Lift your knees, and pull them close to your upper body, and hold for a few seconds.
Stretch your upper body by taking a deep breath and stretch out your hands upwards and outwards. you can also hold your hands together ,and aim for a small crunch.
For variety, alternate hand stretches - one stretching up and pulling down, and stretch to the left and right. You can also lift your knee to your chest and pull it (gently!) towards your body (and repeat for both knees)

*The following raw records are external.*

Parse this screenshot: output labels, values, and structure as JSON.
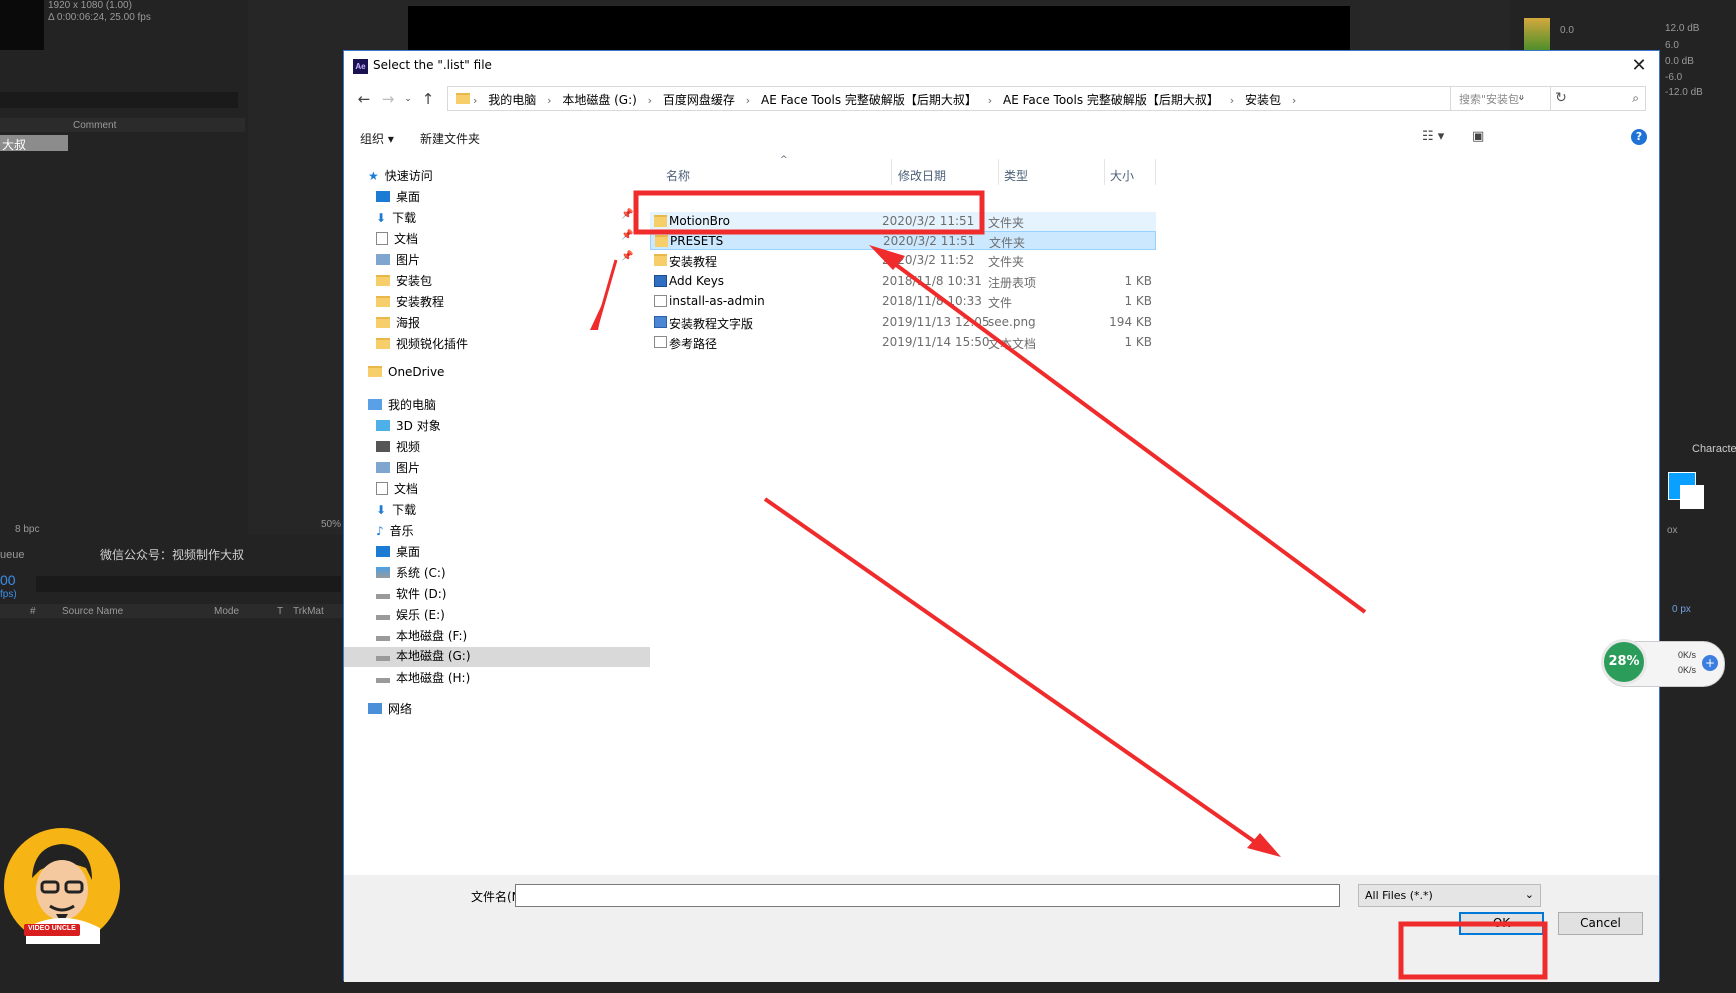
{
  "ae_background": {
    "comp_info_line1": "1920 x 1080 (1.00)",
    "comp_info_line2": "Δ 0:00:06:24, 25.00 fps",
    "comment_header": "Comment",
    "layer_label": "大叔",
    "bpc": "8 bpc",
    "zoom": "50%",
    "queue_label": "ueue",
    "comp_tab": "微信公众号：视频制作大叔",
    "timecode": "00",
    "fps_label": "fps)",
    "col_hash": "#",
    "col_source_name": "Source Name",
    "col_mode": "Mode",
    "col_t": "T",
    "col_trkmat": "TrkMat",
    "meter_labels": [
      "12.0 dB",
      "6.0",
      "0.0 dB",
      "-6.0",
      "-12.0 dB"
    ],
    "meter_left": [
      "0.0",
      "-6.0"
    ],
    "character_tab": "Characte",
    "px_label": "0 px",
    "ox_label": "ox"
  },
  "dialog": {
    "title": "Select the \".list\" file",
    "title_icon": "Ae",
    "breadcrumbs": [
      "我的电脑",
      "本地磁盘 (G:)",
      "百度网盘缓存",
      "AE Face Tools 完整破解版【后期大叔】",
      "AE Face Tools 完整破解版【后期大叔】",
      "安装包"
    ],
    "search_placeholder": "搜索\"安装包\"",
    "toolbar": {
      "organize": "组织 ▾",
      "new_folder": "新建文件夹"
    },
    "nav": {
      "quick_access": "快速访问",
      "quick_items": [
        "桌面",
        "下载",
        "文档",
        "图片",
        "安装包",
        "安装教程",
        "海报",
        "视频锐化插件"
      ],
      "onedrive": "OneDrive",
      "this_pc": "我的电脑",
      "pc_items": [
        "3D 对象",
        "视频",
        "图片",
        "文档",
        "下载",
        "音乐",
        "桌面",
        "系统 (C:)",
        "软件 (D:)",
        "娱乐 (E:)",
        "本地磁盘 (F:)",
        "本地磁盘 (G:)",
        "本地磁盘 (H:)"
      ],
      "network": "网络"
    },
    "columns": {
      "name": "名称",
      "date": "修改日期",
      "type": "类型",
      "size": "大小"
    },
    "files": [
      {
        "name": "MotionBro",
        "date": "2020/3/2 11:51",
        "type": "文件夹",
        "size": ""
      },
      {
        "name": "PRESETS",
        "date": "2020/3/2 11:51",
        "type": "文件夹",
        "size": ""
      },
      {
        "name": "安装教程",
        "date": "2020/3/2 11:52",
        "type": "文件夹",
        "size": ""
      },
      {
        "name": "Add Keys",
        "date": "2018/11/8 10:31",
        "type": "注册表项",
        "size": "1 KB"
      },
      {
        "name": "install-as-admin",
        "date": "2018/11/8 10:33",
        "type": "文件",
        "size": "1 KB"
      },
      {
        "name": "安装教程文字版",
        "date": "2019/11/13 12:05",
        "type": "see.png",
        "size": "194 KB"
      },
      {
        "name": "参考路径",
        "date": "2019/11/14 15:50",
        "type": "文本文档",
        "size": "1 KB"
      }
    ],
    "filename_label": "文件名(N):",
    "filename_value": "",
    "filetype": "All Files (*.*)",
    "ok": "OK",
    "cancel": "Cancel"
  },
  "speed_widget": {
    "percent": "28%",
    "up": "0K/s",
    "down": "0K/s"
  },
  "avatar_text": "VIDEO UNCLE",
  "annotation_color": "#f02b2b"
}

Keep a sponge stress ball by your bedside, and give out 10 squeezes in each hand to wake up your hand's nerve endings.
When you are feeling awake, sit up in bed, spread your knees and try to touch your toes. This will add flexibility and mobility to your joints.
Neck Rolls

Gently rotate your head and neck, from left to right, and then back, using your pillow.
This is a gentle massage for the muscles in your neck and upper shoulders, and activate more blood flow to your brain

Lie down on your stomach, sit up your legs and aim to touch your knees with your head. For beginners, a single rep of 5-10 should suffice.